アフター・マトリックス

「V・フォー・ベンデッタ」の話を聞き、久々にウォシャウスキー兄弟の名を聞きました。
マトリックス」もチョッと懐かしい名前になりましたね。
懐かしいって、3作目が公開されたのはつい最近じゃねえかと言われそうですが、2,3作目はどうでもイイからね。無いようなもんです。
1作目から約7年経ち、もう懐かしいシロモノなんです。


1作目公開当時、ご多分に漏れず大喜びしたんですが、一抹の寂しさも感じたんですよ。
ああ、こういう身も蓋もないものが作られ大ヒットした以上、オレらが与太話をする余地はなくなってしまったと。
「なんかジョン・ウーなんだよ」とか「とりあえずカンフー」とかはオタクの与太話だったじゃないですか。
それを有名な役者にやらせて、しかもビッグ・バジェットで!ってのは、絶対に実現しないことを踏まえた上での冗談だったのです。
しかし実現したのです。

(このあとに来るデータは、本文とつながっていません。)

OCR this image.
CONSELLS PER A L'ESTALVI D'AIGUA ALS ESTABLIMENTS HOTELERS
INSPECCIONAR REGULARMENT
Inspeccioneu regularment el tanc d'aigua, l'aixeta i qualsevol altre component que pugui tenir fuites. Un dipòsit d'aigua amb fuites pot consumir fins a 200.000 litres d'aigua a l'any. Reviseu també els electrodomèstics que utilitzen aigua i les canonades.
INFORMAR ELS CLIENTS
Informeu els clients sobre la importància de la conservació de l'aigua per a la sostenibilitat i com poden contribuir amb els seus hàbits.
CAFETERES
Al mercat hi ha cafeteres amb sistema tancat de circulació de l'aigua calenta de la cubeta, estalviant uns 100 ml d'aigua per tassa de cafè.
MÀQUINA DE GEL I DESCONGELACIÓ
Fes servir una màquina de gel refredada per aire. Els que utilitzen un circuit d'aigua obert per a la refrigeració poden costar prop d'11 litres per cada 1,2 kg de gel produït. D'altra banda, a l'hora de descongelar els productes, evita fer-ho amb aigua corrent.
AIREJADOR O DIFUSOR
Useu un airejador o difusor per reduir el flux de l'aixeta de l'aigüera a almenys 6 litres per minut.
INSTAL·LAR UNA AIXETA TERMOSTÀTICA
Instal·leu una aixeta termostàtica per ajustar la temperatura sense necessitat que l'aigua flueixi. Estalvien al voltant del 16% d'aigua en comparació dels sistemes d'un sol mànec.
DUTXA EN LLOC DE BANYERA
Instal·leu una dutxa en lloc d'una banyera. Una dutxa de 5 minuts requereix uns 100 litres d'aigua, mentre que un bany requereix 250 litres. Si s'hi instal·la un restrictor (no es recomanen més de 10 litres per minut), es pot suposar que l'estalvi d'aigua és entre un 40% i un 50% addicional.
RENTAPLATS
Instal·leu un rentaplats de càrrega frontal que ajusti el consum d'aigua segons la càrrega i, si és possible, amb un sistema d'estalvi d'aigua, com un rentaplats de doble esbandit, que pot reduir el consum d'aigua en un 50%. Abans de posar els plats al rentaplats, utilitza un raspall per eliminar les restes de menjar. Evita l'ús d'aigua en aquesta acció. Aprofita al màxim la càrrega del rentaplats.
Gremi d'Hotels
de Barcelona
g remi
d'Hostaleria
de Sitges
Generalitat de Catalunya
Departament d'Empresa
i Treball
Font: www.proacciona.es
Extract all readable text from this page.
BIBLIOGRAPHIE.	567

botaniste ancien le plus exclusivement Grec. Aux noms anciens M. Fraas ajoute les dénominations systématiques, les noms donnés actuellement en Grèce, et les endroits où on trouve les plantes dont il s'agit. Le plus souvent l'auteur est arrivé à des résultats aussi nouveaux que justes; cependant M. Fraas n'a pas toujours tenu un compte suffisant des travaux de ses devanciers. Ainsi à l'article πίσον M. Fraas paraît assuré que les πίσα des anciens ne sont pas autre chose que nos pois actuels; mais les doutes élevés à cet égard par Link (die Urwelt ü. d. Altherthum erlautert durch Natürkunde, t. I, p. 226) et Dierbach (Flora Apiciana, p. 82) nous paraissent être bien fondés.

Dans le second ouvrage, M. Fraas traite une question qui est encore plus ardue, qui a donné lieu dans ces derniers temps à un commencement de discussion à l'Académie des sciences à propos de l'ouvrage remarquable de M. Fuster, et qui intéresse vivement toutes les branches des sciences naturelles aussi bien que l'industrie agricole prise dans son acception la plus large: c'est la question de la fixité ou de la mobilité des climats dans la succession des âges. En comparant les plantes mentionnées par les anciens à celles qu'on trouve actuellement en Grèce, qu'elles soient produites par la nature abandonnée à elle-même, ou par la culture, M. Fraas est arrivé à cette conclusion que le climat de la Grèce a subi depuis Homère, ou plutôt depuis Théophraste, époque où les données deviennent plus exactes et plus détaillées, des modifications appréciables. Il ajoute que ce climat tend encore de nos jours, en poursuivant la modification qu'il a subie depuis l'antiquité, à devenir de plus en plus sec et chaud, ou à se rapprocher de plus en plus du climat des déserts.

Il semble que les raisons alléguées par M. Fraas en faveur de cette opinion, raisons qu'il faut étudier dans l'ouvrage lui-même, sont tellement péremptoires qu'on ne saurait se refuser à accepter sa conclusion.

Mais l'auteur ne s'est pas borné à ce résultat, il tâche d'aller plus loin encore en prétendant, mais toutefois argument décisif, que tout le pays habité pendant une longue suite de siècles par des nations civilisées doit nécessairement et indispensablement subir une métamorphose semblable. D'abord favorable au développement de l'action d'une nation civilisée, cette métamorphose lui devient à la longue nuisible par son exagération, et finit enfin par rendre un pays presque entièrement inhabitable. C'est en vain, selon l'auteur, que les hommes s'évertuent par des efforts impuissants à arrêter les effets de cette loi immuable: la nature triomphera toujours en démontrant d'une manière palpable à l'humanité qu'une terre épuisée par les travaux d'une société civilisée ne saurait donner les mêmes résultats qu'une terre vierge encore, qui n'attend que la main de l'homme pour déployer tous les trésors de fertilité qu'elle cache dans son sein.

オレ達(達?)の妄想に極めて忠実な形で。
ここでタガが外れたのを感じましたね。
皆が思いつきはするけど、いくらなんでもそりゃねえだろうと思って手を出さなかった分野にGOサインが出たことを。
そして身も蓋もない映画がいくつか作られ、ついに「チャーリーズ・エンジェル」という原爆が投下されました。
与太話の中で「マトリックス」では扱われていなかった分野も実現したのです。
当時、これまた大喜びで観て「ウ〜バラクーダ!」とか騒いでたんですが、やっぱりチョッと寂しかったのです。
でも、まだ妄想の余地はある。与太話のネタはある。だっていくら何でもアリつうても、空飛ぶギロチンとかに手を出すやつはいねえだろう!
そう思ってたら「キルビル」ですよ。こちらの理想は全て実現。いや、それ以上だった。
修羅雪姫」とか、こっちが考えもしなかったところまでフォローされてましたからね。
これまた最高だ!と大噴火したのだけど、これで完全に与太話の余地はなくなったとも思いました。
極端に言えば、これから何を楽しみにすれば...てなことも考えましたね。あまりに理想が実現したので。
嫌じゃないんですよ。理想が形になり、たった1800円で観れたんですから。
なんと言いますか、例えば車を買う時ってどれにしようか悩んでる時が一番楽しいじゃないですか。
コレだと決めて、納車されて、じゃあドライブへ!の時も楽しいけど、でもアレにしようコレにしようと悩んでる時の楽しさはもうない。
そんな感じですかね。


そういうことを経た現在、多少の身も蓋の無さでは全く驚かなくなりました。
マトリックス」発「チャーリーズ・エンジェル」経由「キルビル」行きを経験したから。
あ、だからか。「イーオン・フラックス」にまるで心が動かされないのは。
これが良いことなのか悪いことなのか分からんですよ。